GAM: What can we learn from these collaborations?

MT: That collaboration establishes relationships, and those relationships always have a material side. For me it is reciprocal, concerning both art and architecture. We were also lucky that many of our guests were highly experienced and, at the same time, right at the peak of their practice—opening new fields, new approaches, new vocabularies. At Graz University of Technology, it wasn’t always easy to claim that art is not an aesthetic add-on to architecture. Art should change how we perceive and think. It creates possibilities. It is substantially constitutive to architecture and design, and therefore influences our everyday lives. It was truly exciting to follow how students’ perspectives shifted, and how those shifts found a material equivalent in what they produced and how they worked.

GAM: Which encounters at the faculty do you look back on with particular fondness?

MT: First of all, the students and my colleagues—everyone was incredibly inspiring for me. I learned so much; it was a new world. I met devoted, talented, and intelligent people across the faculty and throughout the university. I loved working with brave minds!

I feel very lucky to have worked with Dubravka Sekulić, an architect and researcher with a razor-sharp mind. Her presence strongly shaped the institute over many years—guest editing GAM – Graz Architecture Magazine 14: Exhibiting Matters with her was an extraordinary experience. I also had the privilege of collaborating with Milena Stavrić and the Institute of Architecture and Media’s Shape Lab team on our art-architecture-science projects for the Berlin Biennale, Kunsthaus Graz, and now Skulptur Projekte Münster.

Over the last two years, my colleagues from the Institute of Experimental Physics, Marcus Ossiander and Martin Schultze, as well as Ahmad Darkhabani and I from IZK, along with students from both institutes, have been experimenting with light, photography, time, and irreversibility—allowing art and quantum physics to challenge each other in real time. It has influenced our views, even though we didn’t fully share the same vocabulary. We had to unlearn before we could learn. However, this experience forced us to trust and rethink our assumptions.

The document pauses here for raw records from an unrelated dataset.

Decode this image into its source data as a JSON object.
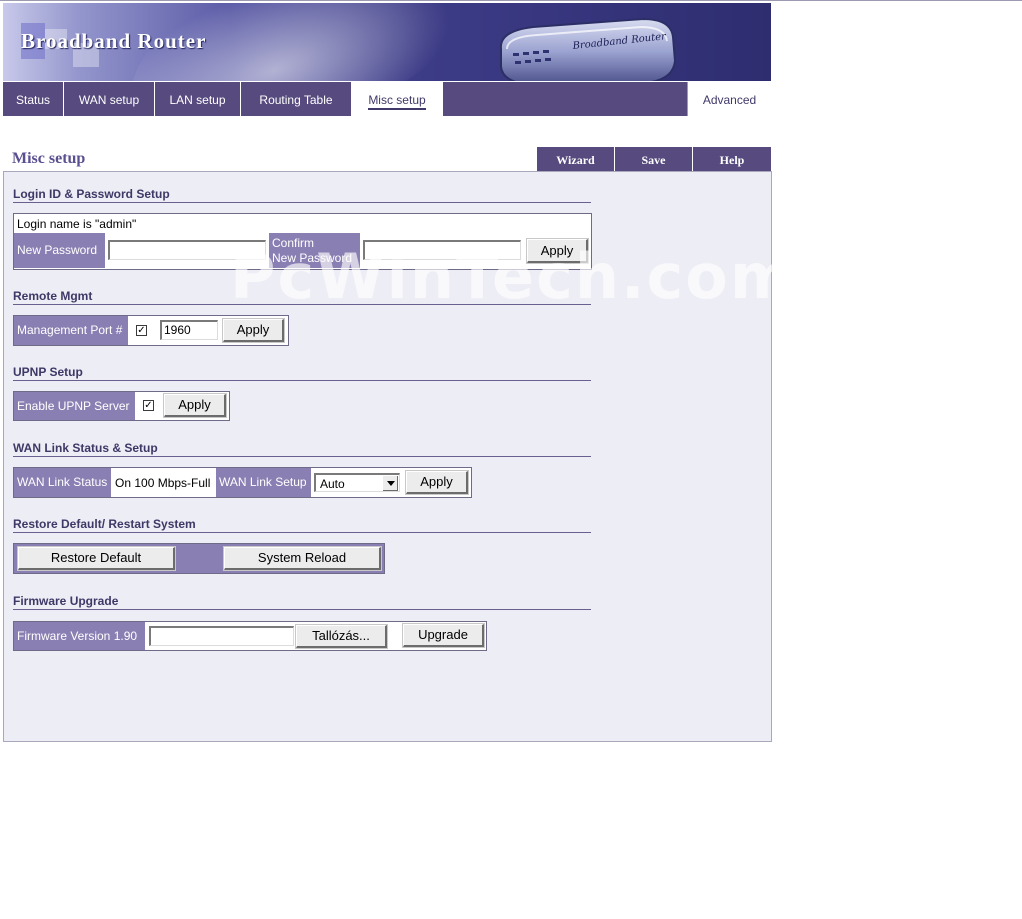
{
  "banner": {
    "title": "Broadband Router"
  },
  "nav": {
    "tabs": [
      {
        "label": "Status",
        "active": false
      },
      {
        "label": "WAN setup",
        "active": false
      },
      {
        "label": "LAN setup",
        "active": false
      },
      {
        "label": "Routing Table",
        "active": false
      },
      {
        "label": "Misc setup",
        "active": true
      }
    ],
    "advanced": "Advanced"
  },
  "page": {
    "title": "Misc setup"
  },
  "actions": {
    "wizard": "Wizard",
    "save": "Save",
    "help": "Help"
  },
  "watermark": "PcWinTech.com",
  "login": {
    "section": "Login ID & Password Setup",
    "login_name": "Login name is \"admin\"",
    "new_password_label": "New Password",
    "confirm_label_1": "Confirm",
    "confirm_label_2": "New Password",
    "new_password_value": "",
    "confirm_value": "",
    "apply": "Apply"
  },
  "remote": {
    "section": "Remote Mgmt",
    "port_label": "Management Port #",
    "enabled": true,
    "port_value": "1960",
    "apply": "Apply"
  },
  "upnp": {
    "section": "UPNP Setup",
    "label": "Enable UPNP Server",
    "enabled": true,
    "apply": "Apply"
  },
  "wan": {
    "section": "WAN Link Status & Setup",
    "status_label": "WAN Link Status",
    "status_value": "On 100 Mbps-Full",
    "setup_label": "WAN Link Setup",
    "setup_value": "Auto",
    "apply": "Apply"
  },
  "restore": {
    "section": "Restore Default/ Restart System",
    "restore_button": "Restore Default",
    "reload_button": "System Reload"
  },
  "firmware": {
    "section": "Firmware Upgrade",
    "version_label": "Firmware Version 1.90",
    "file_value": "",
    "browse_button": "Tallózás...",
    "upgrade_button": "Upgrade"
  },
  "colors": {
    "nav_bg": "#564a7e",
    "label_bg": "#8a7fb2",
    "panel_bg": "#ededf5",
    "title_color": "#5a5090"
  }
}
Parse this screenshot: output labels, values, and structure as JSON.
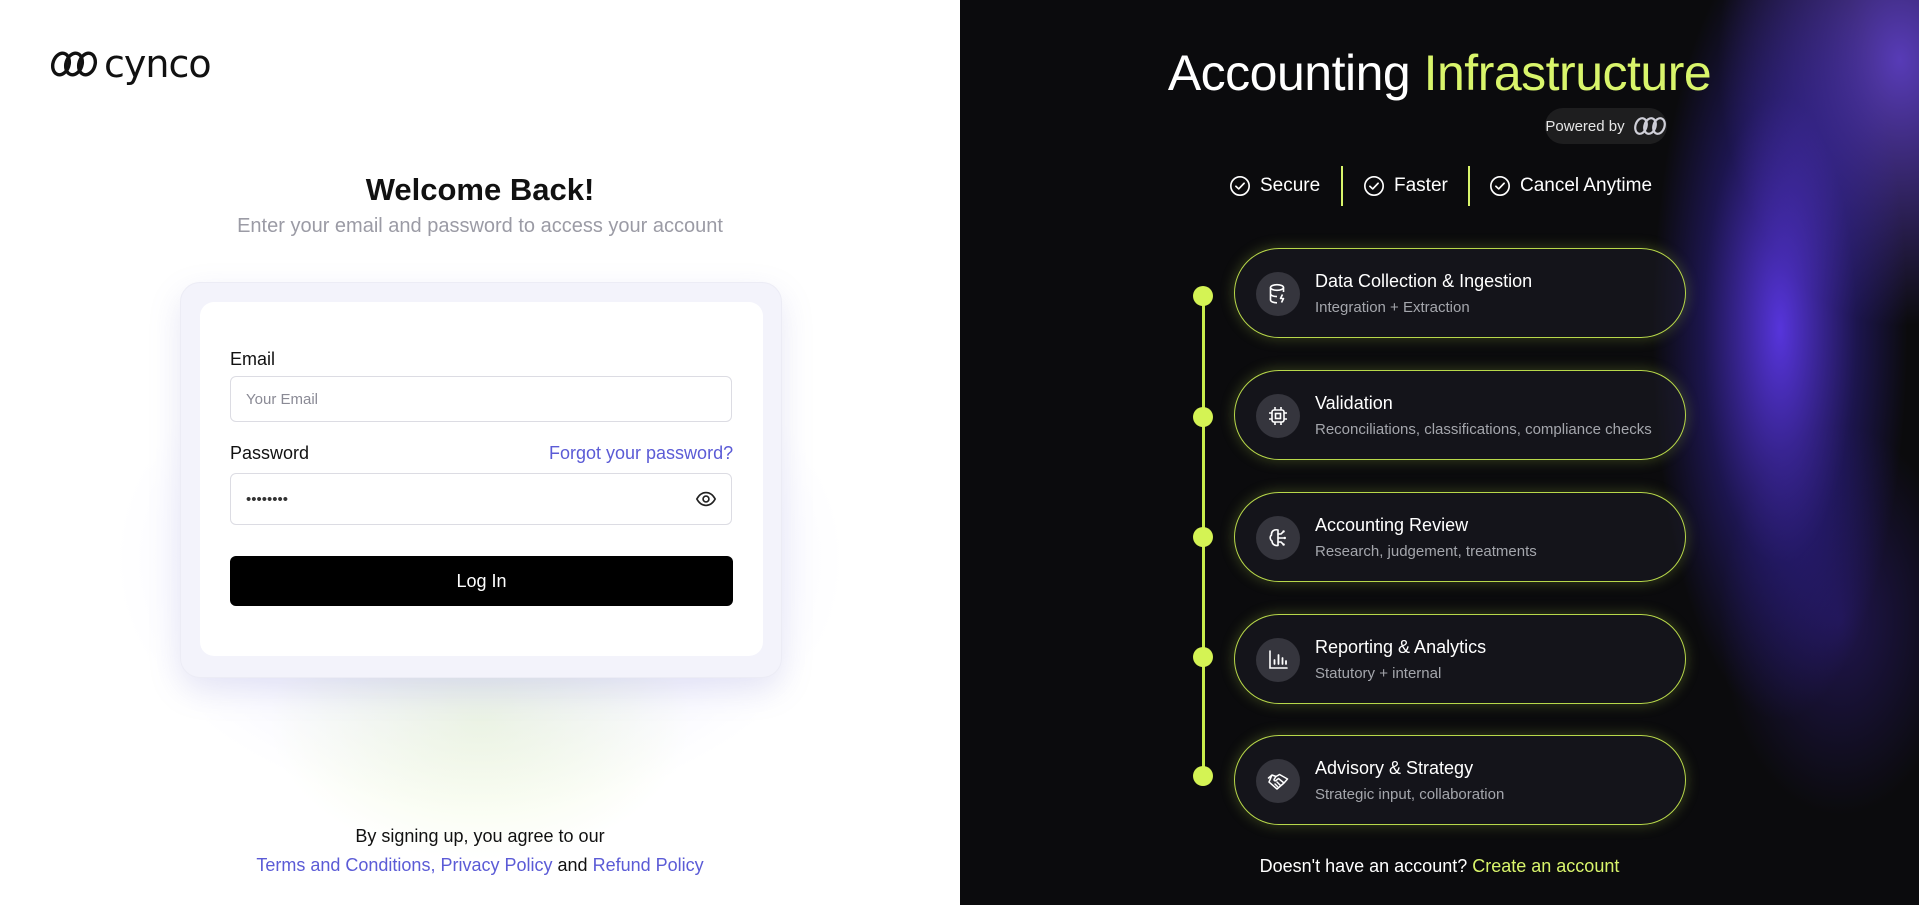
{
  "brand": {
    "name": "cynco"
  },
  "login": {
    "title": "Welcome Back!",
    "subtitle": "Enter your email and password to access your account",
    "email_label": "Email",
    "email_placeholder": "Your Email",
    "password_label": "Password",
    "password_value": "********",
    "forgot_label": "Forgot your password?",
    "login_button": "Log In"
  },
  "terms": {
    "line1": "By signing up, you agree to our",
    "terms_link": "Terms and Conditions,",
    "privacy_link": "Privacy Policy",
    "and": "and",
    "refund_link": "Refund Policy"
  },
  "hero": {
    "title_main": "Accounting",
    "title_accent": "Infrastructure",
    "powered_by": "Powered by",
    "features": [
      "Secure",
      "Faster",
      "Cancel Anytime"
    ],
    "steps": [
      {
        "title": "Data Collection & Ingestion",
        "desc": "Integration + Extraction",
        "icon": "database-icon"
      },
      {
        "title": "Validation",
        "desc": "Reconciliations, classifications, compliance checks",
        "icon": "chip-icon"
      },
      {
        "title": "Accounting Review",
        "desc": "Research, judgement, treatments",
        "icon": "brain-icon"
      },
      {
        "title": "Reporting & Analytics",
        "desc": "Statutory + internal",
        "icon": "bar-chart-icon"
      },
      {
        "title": "Advisory & Strategy",
        "desc": "Strategic input, collaboration",
        "icon": "handshake-icon"
      }
    ],
    "signup_prompt": "Doesn't have an account?",
    "signup_link": "Create an account"
  },
  "colors": {
    "accent_lime": "#d9f56b",
    "link_purple": "#5b5bd6",
    "button_black": "#000000"
  }
}
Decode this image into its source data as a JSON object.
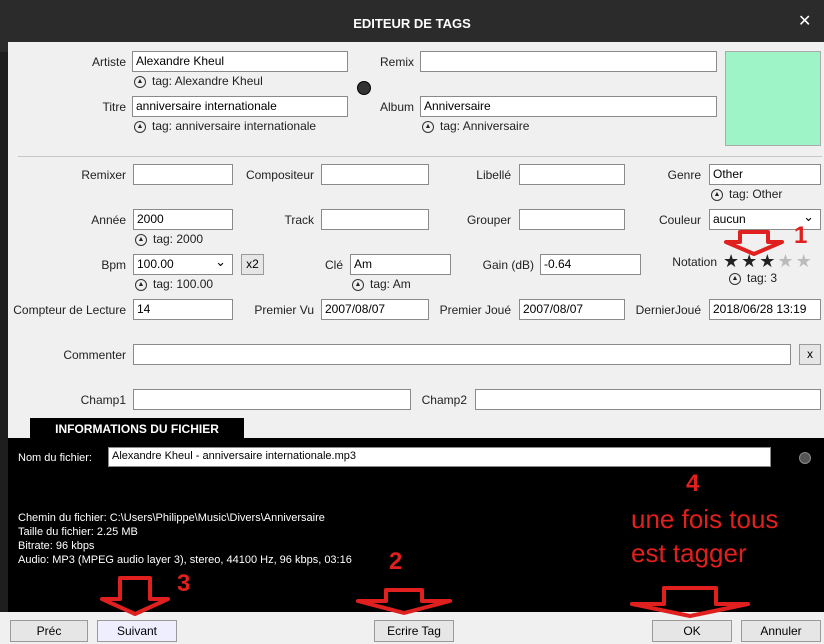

GAM: You mentioned your exhibition at Kunsthaus Graz in 2025. In reference to your public montage from 2020, it was titled “On Love Afterwards.” Media theorist Friedrich Kittler once remarked: “The opposite of war is not peace, but love.”—What follows love?

MT: Let’s think about love as something lived within concrete conditions, as something shaped by social and political realities. I don’t believe that love is something exclusively private and tender, as if it were simply sitting opposite war. Love is also framed by laws, institutions, economies, borders, class divisions. In that sense, love is not apolitical; it is a point where the political becomes intimate. Love is a relation shaped by the material and ideological structures in which it is lived. So, the question ‘What follows love?’ isn’t a nostalgic evocation—on the contrary, it relates to the ongoing present. It is closely tied to the ways in which we are positioned within those structures and formed as subjects by them. Yet, it is precisely within this conditioning that the possibility of political action emerges: the possibility of positioning ourselves differently as subjects, so that what comes ‘after love’ is not a collapse, but another form of love, one that makes social transformation possible.

GAM: Thank you for the conversation.